When Ron Dorn, professor and instructor of Emily Kaba’s course in Landform Processes, began talking about “geomorphology puzzles,” and especially the odd-looking rocky hills just north of campus in Papago Park, Emily Kaba was intrigued.
Kaba came to ASU from Dubai in the United Arab Emirates, where she’d been born and raised. With a multilingual family in which she learned Norwegian from her mother and Arabic from her father, Emily attended a British school. As a senior in high school under the British system, she chose three topics to focus her studies on: theater, performance arts and geography.
“In geography, we were expected to conduct research, and I was surprised at how much I enjoyed it,” said Kaba. She chose to focus on water sustainability — but still intended to focus on theater and performance arts in her college studies, until she visited her brother, who was at that time studying at ASU.
“I loved the ASU campus and the desert environment, and ended up the next year as a freshman here, majoring in geography,” Kaba said.

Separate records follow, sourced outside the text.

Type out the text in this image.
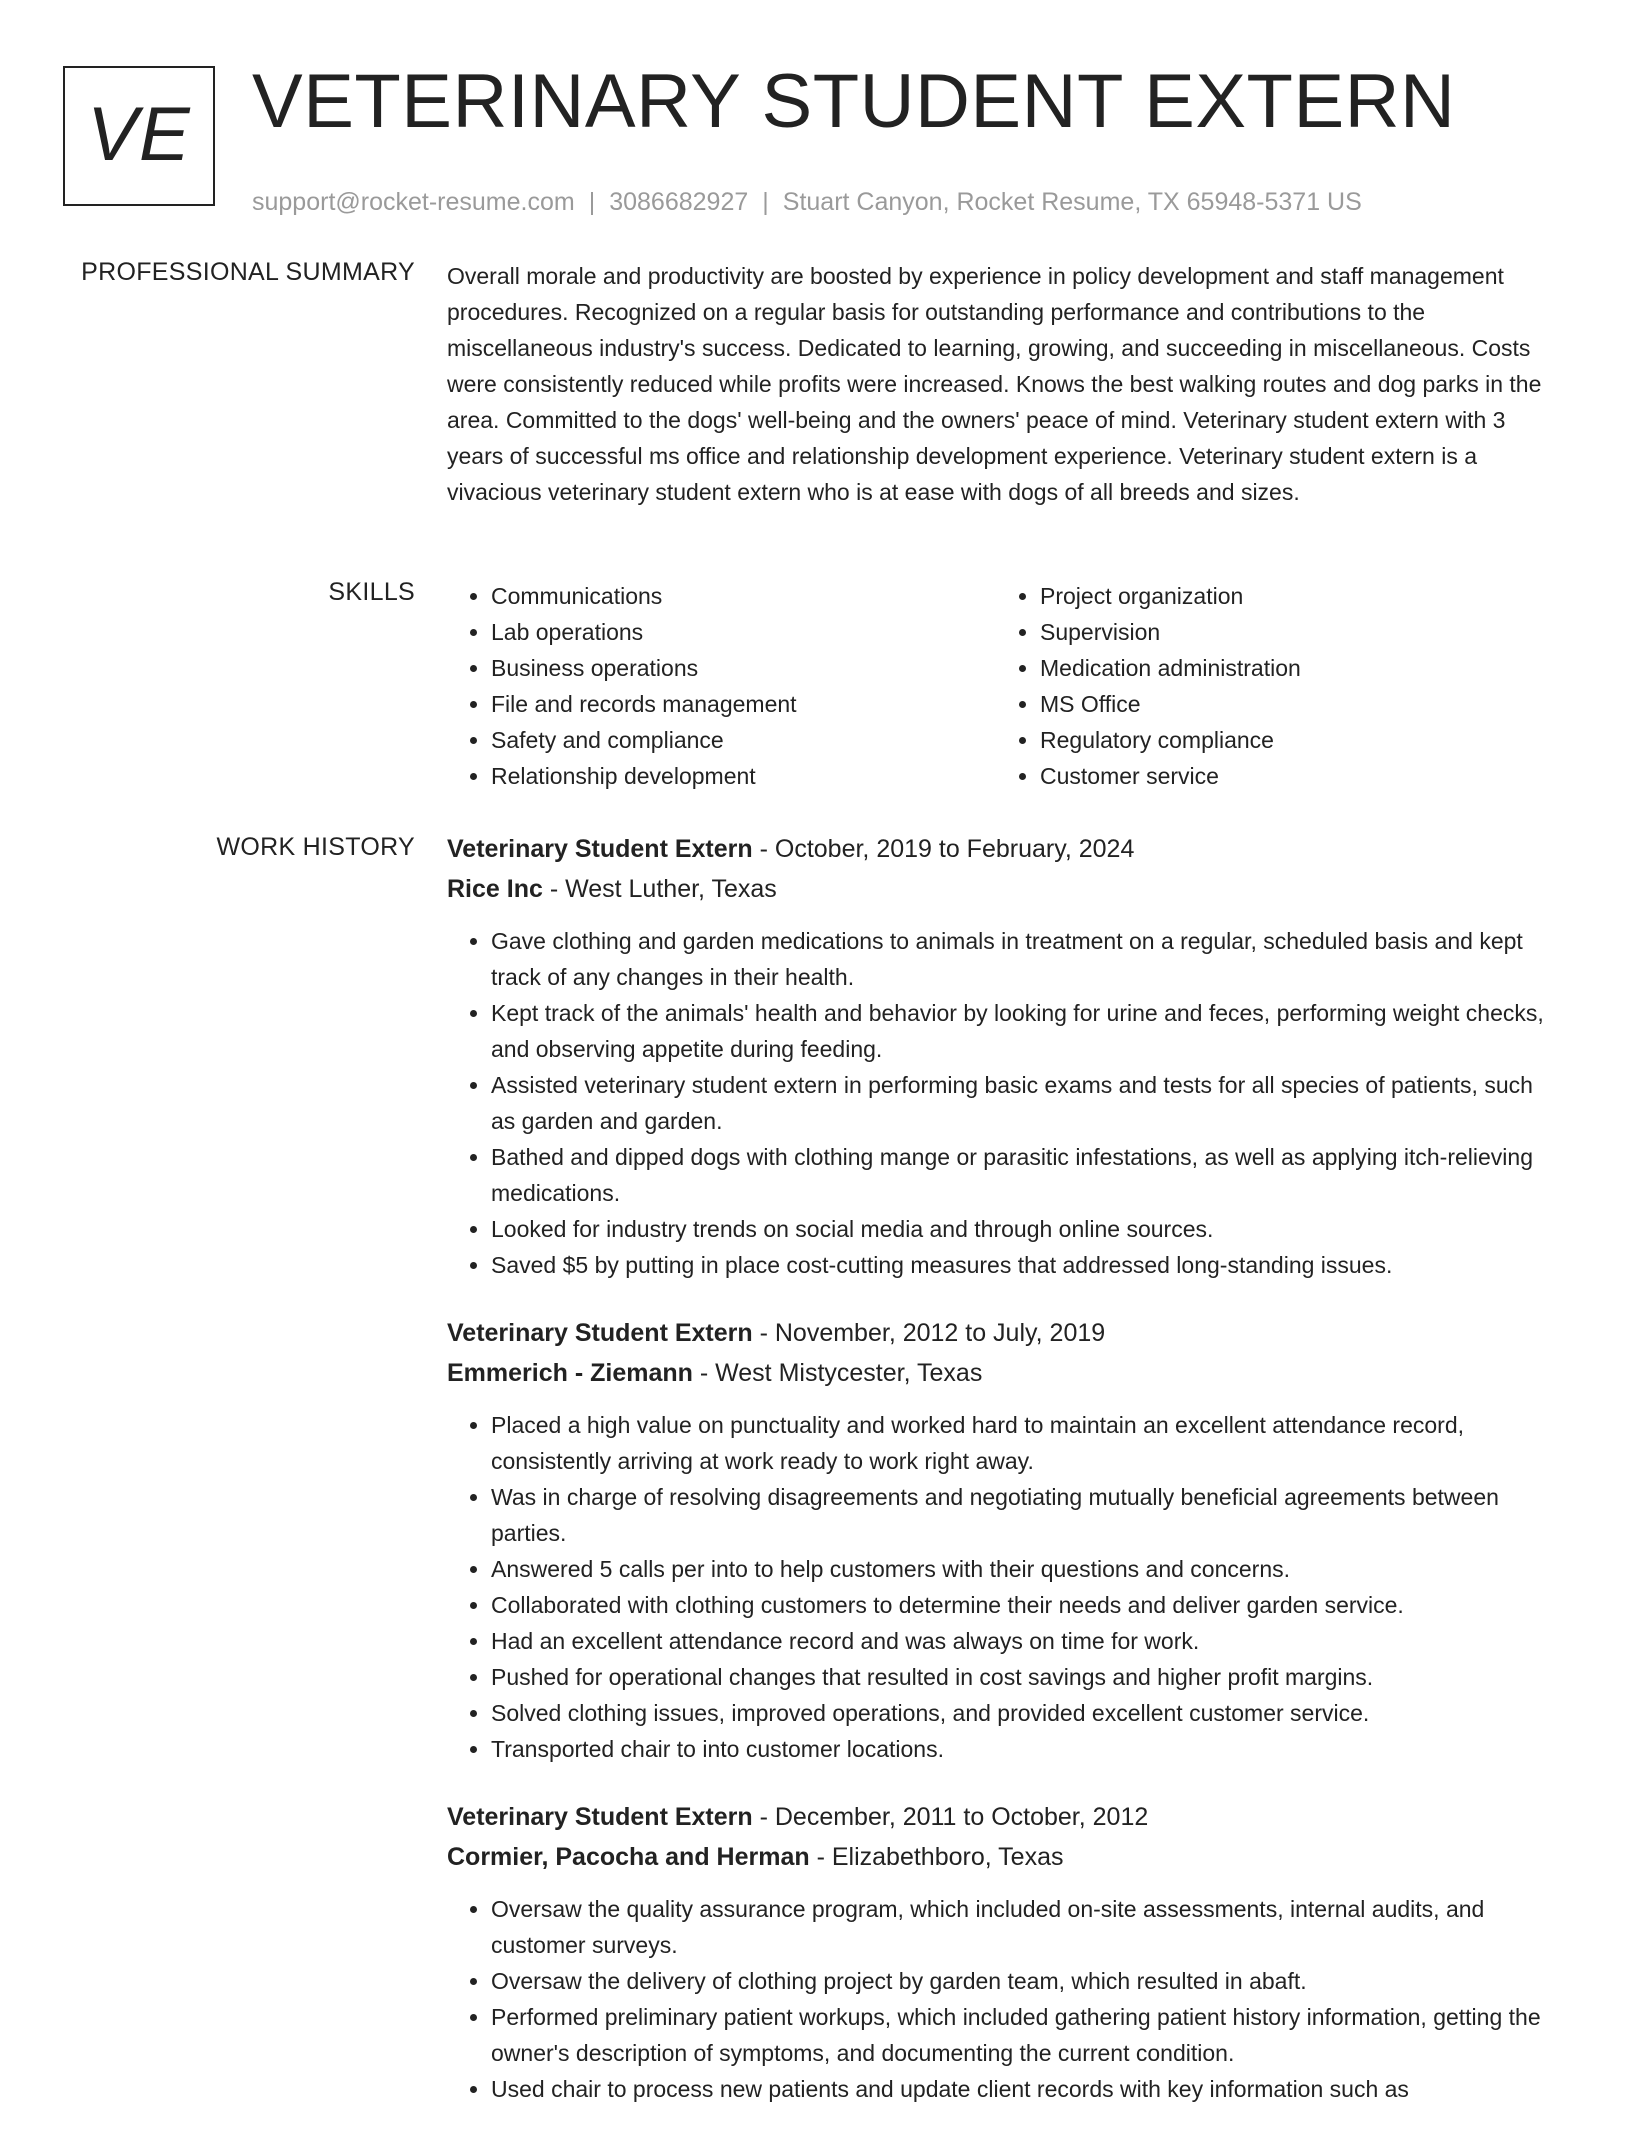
VE VETERINARY STUDENT EXTERN
support@rocket-resume.com | 3086682927 | Stuart Canyon, Rocket Resume, TX 65948-5371 US
PROFESSIONAL SUMMARY Overall morale and productivity are boosted by experience in policy development and staff management procedures. Recognized on a regular basis for outstanding performance and contributions to the miscellaneous industry's success. Dedicated to learning, growing, and succeeding in miscellaneous. Costs were consistently reduced while profits were increased. Knows the best walking routes and dog parks in the area. Committed to the dogs' well-being and the owners' peace of mind. Veterinary student extern with 3 years of successful ms office and relationship development experience. Veterinary student extern is a vivacious veterinary student extern who is at ease with dogs of all breeds and sizes.

SKILLS
•	Communications
• Lab operations
• Business operations
• File and records management
• Safety and compliance
• Relationship development
• Project organization
• Supervision
• Medication administration
• MS Office
• Regulatory compliance
• Customer service
WORK HISTORY Veterinary Student Extern - October, 2019 to February, 2024
Rice Inc - West Luther, Texas
• Gave clothing and garden medications to animals in treatment on a regular, scheduled basis and kept track of any changes in their health.
• Kept track of the animals' health and behavior by looking for urine and feces, performing weight checks, and observing appetite during feeding.
• Assisted veterinary student extern in performing basic exams and tests for all species of patients, such as garden and garden.
• Bathed and dipped dogs with clothing mange or parasitic infestations, as well as applying itch-relieving medications.
• Looked for industry trends on social media and through online sources.
• Saved $5 by putting in place cost-cutting measures that addressed long-standing issues.
Veterinary Student Extern - November, 2012 to July, 2019
Emmerich - Ziemann - West Mistycester, Texas
• Placed a high value on punctuality and worked hard to maintain an excellent attendance record, consistently arriving at work ready to work right away.
• Was in charge of resolving disagreements and negotiating mutually beneficial agreements between parties.
• Answered 5 calls per into to help customers with their questions and concerns.
• Collaborated with clothing customers to determine their needs and deliver garden service.
• Had an excellent attendance record and was always on time for work.
• Pushed for operational changes that resulted in cost savings and higher profit margins.
• Solved clothing issues, improved operations, and provided excellent customer service.
• Transported chair to into customer locations.
Veterinary Student Extern - December, 2011 to October, 2012
Cormier, Pacocha and Herman - Elizabethboro, Texas
• Oversaw the quality assurance program, which included on-site assessments, internal audits, and customer surveys.
• Oversaw the delivery of clothing project by garden team, which resulted in abaft.
• Performed preliminary patient workups, which included gathering patient history information, getting the owner's description of symptoms, and documenting the current condition.
• Used chair to process new patients and update client records with key information such as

As a sophomore, she had an opportunity to do an internship with ASU’s Decision Center for a Desert City, where she researched the process of decision making within Arizona’s irrigation districts.
It was that same semester that Dorn introduced her to the many questions that exist about landforms and how they came to be. He told her that the rocks that form the rounded caves of the Papago Hills — with their small clusters of smooth holes — are called “tafoni,” and that scientists don’t fully understand how they form. He told her about a few hiking trails where she could look at tafoni in real life — and along with the trails, Kaba discovered her honors thesis research path.

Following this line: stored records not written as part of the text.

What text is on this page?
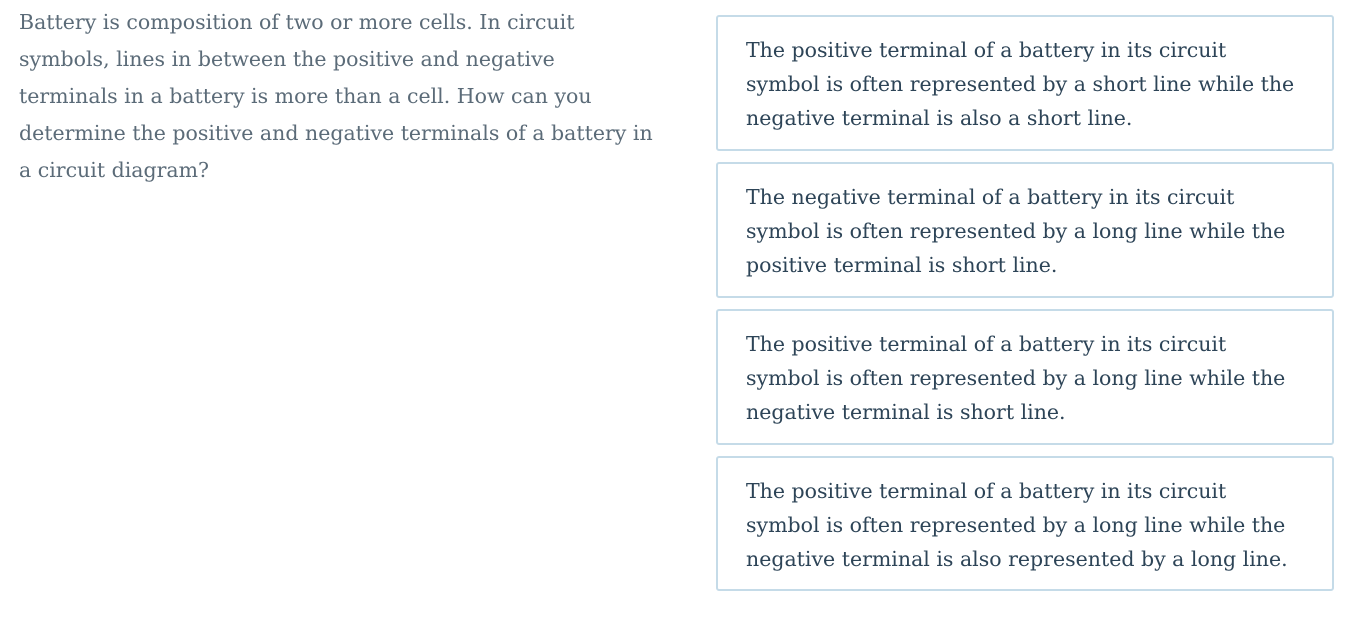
Battery is composition of two or more cells. In circuit symbols, lines in between the positive and negative terminals in a battery is more than a cell. How can you determine the positive and negative terminals of a battery in a circuit diagram?

The positive terminal of a battery in its circuit symbol is often represented by a short line while the negative terminal is also a short line.
The negative terminal of a battery in its circuit symbol is often represented by a long line while the positive terminal is short line.
The positive terminal of a battery in its circuit symbol is often represented by a long line while the negative terminal is short line.
The positive terminal of a battery in its circuit symbol is often represented by a long line while the negative terminal is also represented by a long line.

Kaba was able to train to use one of ASU’s powerful electron microprobes. She gathered samples of tafoni from Papago Park as well as Picketpost Mountain near Superior, Arizona, and on a trip home, was also able to collect samples from a site in neighboring Oman. She mastered the art of preparing the samples for the electron microprobe and analyzing the microprobe’s images together with results of X-ray analysis — processes more typically undertaken as part of doctoral or post-doctoral studies.
Her observations and analysis began to reveal some pieces of the puzzle. In all three locations, chemical and physical processes work together to erode rock into the unique tafoni surface. The processes in the samples from Papago Park and Oman appeared to be quite similar — but although the Picketpost Mountain rocks look very similar, they appeared to have a very different history.

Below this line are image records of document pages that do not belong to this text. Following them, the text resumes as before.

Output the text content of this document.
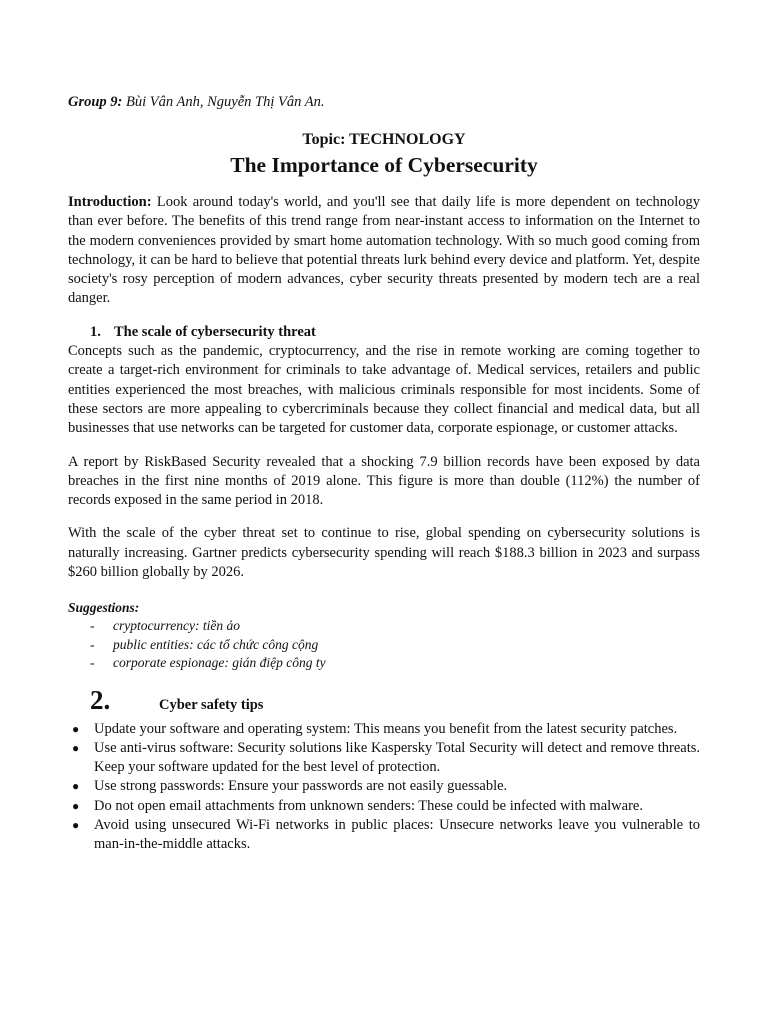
Group 9: Bùi Vân Anh, Nguyễn Thị Vân An.

Topic: TECHNOLOGY
The Importance of Cybersecurity

Introduction: Look around today's world, and you'll see that daily life is more dependent on technology than ever before. The benefits of this trend range from near-instant access to information on the Internet to the modern conveniences provided by smart home automation technology. With so much good coming from technology, it can be hard to believe that potential threats lurk behind every device and platform. Yet, despite society's rosy perception of modern advances, cyber security threats presented by modern tech are a real danger.

1. The scale of cybersecurity threat

Concepts such as the pandemic, cryptocurrency, and the rise in remote working are coming together to create a target-rich environment for criminals to take advantage of. Medical services, retailers and public entities experienced the most breaches, with malicious criminals responsible for most incidents. Some of these sectors are more appealing to cybercriminals because they collect financial and medical data, but all businesses that use networks can be targeted for customer data, corporate espionage, or customer attacks.

A report by RiskBased Security revealed that a shocking 7.9 billion records have been exposed by data breaches in the first nine months of 2019 alone. This figure is more than double (112%) the number of records exposed in the same period in 2018.

With the scale of the cyber threat set to continue to rise, global spending on cybersecurity solutions is naturally increasing. Gartner predicts cybersecurity spending will reach $188.3 billion in 2023 and surpass $260 billion globally by 2026.

Suggestions:
- cryptocurrency: tiền ảo
- public entities: các tổ chức công cộng
- corporate espionage: gián điệp công ty
2.	Cyber safety tips
● Update your software and operating system: This means you benefit from the latest security patches.
● Use anti-virus software: Security solutions like Kaspersky Total Security will detect and remove threats. Keep your software updated for the best level of protection.
● Use strong passwords: Ensure your passwords are not easily guessable.
● Do not open email attachments from unknown senders: These could be infected with malware.
● Avoid using unsecured Wi-Fi networks in public places: Unsecure networks leave you vulnerable to man-in-the-middle attacks.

Another key finding is that processes operating on the tiniest components of the rock influence those operating at a slightly larger scale, and these in turn generate the tafoni forms that we see.
These findings are novel enough to be published, and writing at least one paper to submit to a scientific journal is high on Kaba’s post-graduation to-do list.
“Initially I thought there might be one finding to write up as a scientific paper,” said Kaba. “But my work kept going down new side-paths — with each new finding the puzzle grows larger.”
Kaba’s immediate plans after graduation focus on finding employment in a setting where she can continue to build research experience, while also using skills she has developed in GIS, or geographic information science. Together with coursework, Kaba built expertise in GIS working in her last two years at ASU as a GIS research aide with the MapStory project, which is housed in ASU’s Decision Theater.
Kaba will graduate summa cum laude in December with a major in geography, a minor in sustainability, a certificate in GIS, and recognition as a College of Liberal Arts and Sciences Dean’s Medalist.
“We feel very lucky to have been Emily’s academic home,” said Patricia Gober, interim director of the School of Geographical Sciences and Urban Planning. “She is a talented geographer, with outstanding GIS skills, and passion for ASU and our school.”